New Jersey signed an agreement in October that will allow it to share online poker liquidity with Nevada and Delaware, the only other states to have a licensed online poker industry in America. Since then, Pennsylvania jumped on the online gambling bandwagon by passing a bill that made it the fourth state to legalize online gambling in the country.
There is no time precise time frame as to when Pennsylvania will launch its online gambling industry nor is there an exact date as to when online poker liquidity operations between New Jersey, Delaware and Nevada will go live. The general consensus is that it will take place during the first half of 2018 but no official confirmation has been provided till date.
New Jersey is taking things are step further as Senator Raymond Lesniak has introduced iGaming Bill S3536 that pushes for internet gaming equipment to be located outside Atlantic City.
This is a reference to online gambling servers that can be hosted outside of Atlantic City and would then facilitate international online poker liquidity.
Here is a portion of what the bill has to say
The provisions in this act, P.L. c. (C.) (pending before the Legislature as this bill), permitting Internet gaming equipment to be located outside of the territorial boundaries of Atlantic City if necessary to facilitate the conduct of international wagering, would increase the economic benefit of Internet gaming to Atlantic City and to this State
New Jersey has entertained the possibility in the past of partnering with international markets to develop its online gambling industry. There were reports floating around that New Jersey was in talks with the United Kingdom (UK) about a potential shared liquidity agreement but that fell through.
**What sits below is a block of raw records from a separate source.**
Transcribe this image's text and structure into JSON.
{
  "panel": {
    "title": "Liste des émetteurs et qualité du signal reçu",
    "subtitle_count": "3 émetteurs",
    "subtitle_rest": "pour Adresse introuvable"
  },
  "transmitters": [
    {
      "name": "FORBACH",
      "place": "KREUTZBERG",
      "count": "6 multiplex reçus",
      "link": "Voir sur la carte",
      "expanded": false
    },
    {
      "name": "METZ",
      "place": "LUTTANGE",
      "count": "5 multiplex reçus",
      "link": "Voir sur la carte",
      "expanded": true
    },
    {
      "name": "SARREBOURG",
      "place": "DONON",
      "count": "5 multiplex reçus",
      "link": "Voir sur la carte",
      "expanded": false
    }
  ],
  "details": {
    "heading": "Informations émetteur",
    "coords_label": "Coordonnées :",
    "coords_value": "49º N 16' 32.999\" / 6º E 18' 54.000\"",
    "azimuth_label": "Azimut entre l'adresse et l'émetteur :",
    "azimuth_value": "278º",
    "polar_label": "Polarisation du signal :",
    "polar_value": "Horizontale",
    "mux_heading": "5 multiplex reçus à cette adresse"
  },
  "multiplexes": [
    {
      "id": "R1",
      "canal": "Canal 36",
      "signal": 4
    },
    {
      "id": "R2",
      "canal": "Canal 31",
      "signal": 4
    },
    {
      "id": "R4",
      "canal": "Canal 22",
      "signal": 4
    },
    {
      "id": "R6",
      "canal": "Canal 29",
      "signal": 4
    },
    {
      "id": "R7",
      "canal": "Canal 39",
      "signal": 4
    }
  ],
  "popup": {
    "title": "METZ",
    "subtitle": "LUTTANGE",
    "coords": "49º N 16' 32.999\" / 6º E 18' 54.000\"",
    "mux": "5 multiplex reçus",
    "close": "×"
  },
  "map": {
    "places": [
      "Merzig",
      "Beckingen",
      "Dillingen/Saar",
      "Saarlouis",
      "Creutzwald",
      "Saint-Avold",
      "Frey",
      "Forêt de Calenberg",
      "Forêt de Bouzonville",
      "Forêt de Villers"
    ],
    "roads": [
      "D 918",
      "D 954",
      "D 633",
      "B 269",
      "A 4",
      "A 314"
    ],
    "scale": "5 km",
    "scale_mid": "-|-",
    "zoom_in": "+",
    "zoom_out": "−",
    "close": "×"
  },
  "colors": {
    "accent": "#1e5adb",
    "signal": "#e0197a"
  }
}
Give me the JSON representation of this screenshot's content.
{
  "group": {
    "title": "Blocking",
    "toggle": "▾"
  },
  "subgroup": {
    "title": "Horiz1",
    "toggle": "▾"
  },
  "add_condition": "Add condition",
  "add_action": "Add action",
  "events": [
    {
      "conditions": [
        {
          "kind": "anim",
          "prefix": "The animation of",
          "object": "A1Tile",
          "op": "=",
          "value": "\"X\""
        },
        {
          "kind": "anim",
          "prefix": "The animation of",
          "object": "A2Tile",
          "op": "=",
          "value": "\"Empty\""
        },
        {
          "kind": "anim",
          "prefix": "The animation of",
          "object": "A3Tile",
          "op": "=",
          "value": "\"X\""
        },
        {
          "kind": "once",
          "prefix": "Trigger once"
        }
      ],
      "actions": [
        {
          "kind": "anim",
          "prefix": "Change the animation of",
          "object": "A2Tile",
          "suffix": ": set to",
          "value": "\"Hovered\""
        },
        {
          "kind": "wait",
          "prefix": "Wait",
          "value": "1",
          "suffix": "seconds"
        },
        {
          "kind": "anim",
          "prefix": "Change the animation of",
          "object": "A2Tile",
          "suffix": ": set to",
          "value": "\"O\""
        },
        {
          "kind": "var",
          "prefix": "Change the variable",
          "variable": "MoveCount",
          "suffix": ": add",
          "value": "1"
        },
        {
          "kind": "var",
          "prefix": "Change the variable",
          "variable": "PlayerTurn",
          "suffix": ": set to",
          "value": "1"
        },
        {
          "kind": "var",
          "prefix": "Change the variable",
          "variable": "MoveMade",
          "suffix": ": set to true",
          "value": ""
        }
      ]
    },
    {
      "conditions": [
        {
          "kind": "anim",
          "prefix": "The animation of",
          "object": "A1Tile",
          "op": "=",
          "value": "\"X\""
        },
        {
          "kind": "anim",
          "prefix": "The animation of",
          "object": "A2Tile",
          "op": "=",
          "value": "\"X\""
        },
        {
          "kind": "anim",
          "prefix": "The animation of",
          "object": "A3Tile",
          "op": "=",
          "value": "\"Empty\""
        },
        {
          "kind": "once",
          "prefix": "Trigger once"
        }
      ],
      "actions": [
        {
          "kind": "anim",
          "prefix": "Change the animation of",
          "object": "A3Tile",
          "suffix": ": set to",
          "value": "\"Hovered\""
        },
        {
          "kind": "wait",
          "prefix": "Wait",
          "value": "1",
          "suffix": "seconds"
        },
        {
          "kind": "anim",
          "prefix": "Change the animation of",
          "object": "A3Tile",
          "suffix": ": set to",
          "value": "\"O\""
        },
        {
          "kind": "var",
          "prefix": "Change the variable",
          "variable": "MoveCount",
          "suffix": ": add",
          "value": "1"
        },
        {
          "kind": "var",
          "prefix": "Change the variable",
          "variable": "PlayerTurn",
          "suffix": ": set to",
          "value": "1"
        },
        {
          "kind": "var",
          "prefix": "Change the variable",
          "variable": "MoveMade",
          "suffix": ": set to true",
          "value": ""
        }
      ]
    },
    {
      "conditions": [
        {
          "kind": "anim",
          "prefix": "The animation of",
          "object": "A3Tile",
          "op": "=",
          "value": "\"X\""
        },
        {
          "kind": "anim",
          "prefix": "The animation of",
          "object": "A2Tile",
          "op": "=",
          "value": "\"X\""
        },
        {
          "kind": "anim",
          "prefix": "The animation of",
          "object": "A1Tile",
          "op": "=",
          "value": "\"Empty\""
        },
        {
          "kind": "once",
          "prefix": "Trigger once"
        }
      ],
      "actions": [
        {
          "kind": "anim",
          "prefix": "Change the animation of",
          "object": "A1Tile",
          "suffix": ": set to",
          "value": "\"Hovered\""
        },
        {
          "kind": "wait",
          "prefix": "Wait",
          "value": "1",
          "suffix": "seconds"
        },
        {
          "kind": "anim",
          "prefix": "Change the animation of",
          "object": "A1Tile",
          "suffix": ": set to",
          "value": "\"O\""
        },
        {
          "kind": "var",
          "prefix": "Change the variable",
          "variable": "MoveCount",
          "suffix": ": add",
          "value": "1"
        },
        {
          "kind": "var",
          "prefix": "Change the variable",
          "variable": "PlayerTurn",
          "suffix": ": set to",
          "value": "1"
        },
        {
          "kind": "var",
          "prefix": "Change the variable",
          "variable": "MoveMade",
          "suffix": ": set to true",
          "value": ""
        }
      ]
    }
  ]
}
One of the reasons why this international poker liquidity arrangement did not work out was because David Rebuck, the director of the New Jersey Division of Gaming Enforcement (NJDGE) said that have internet gaming servers restricted to Atlantic City was a huge challenge to international liquidity. The new bill looks to address this challenge and should it be cleared, New Jersey will be in a position to tie up with international markets.
Bill S3536 has already received support from the NJDGE and does not appear to have any controversial clauses in it. The bill will have to clear the state's Senate and House of Representatives before getting final approval from New Jersey Gov. Chris Christie.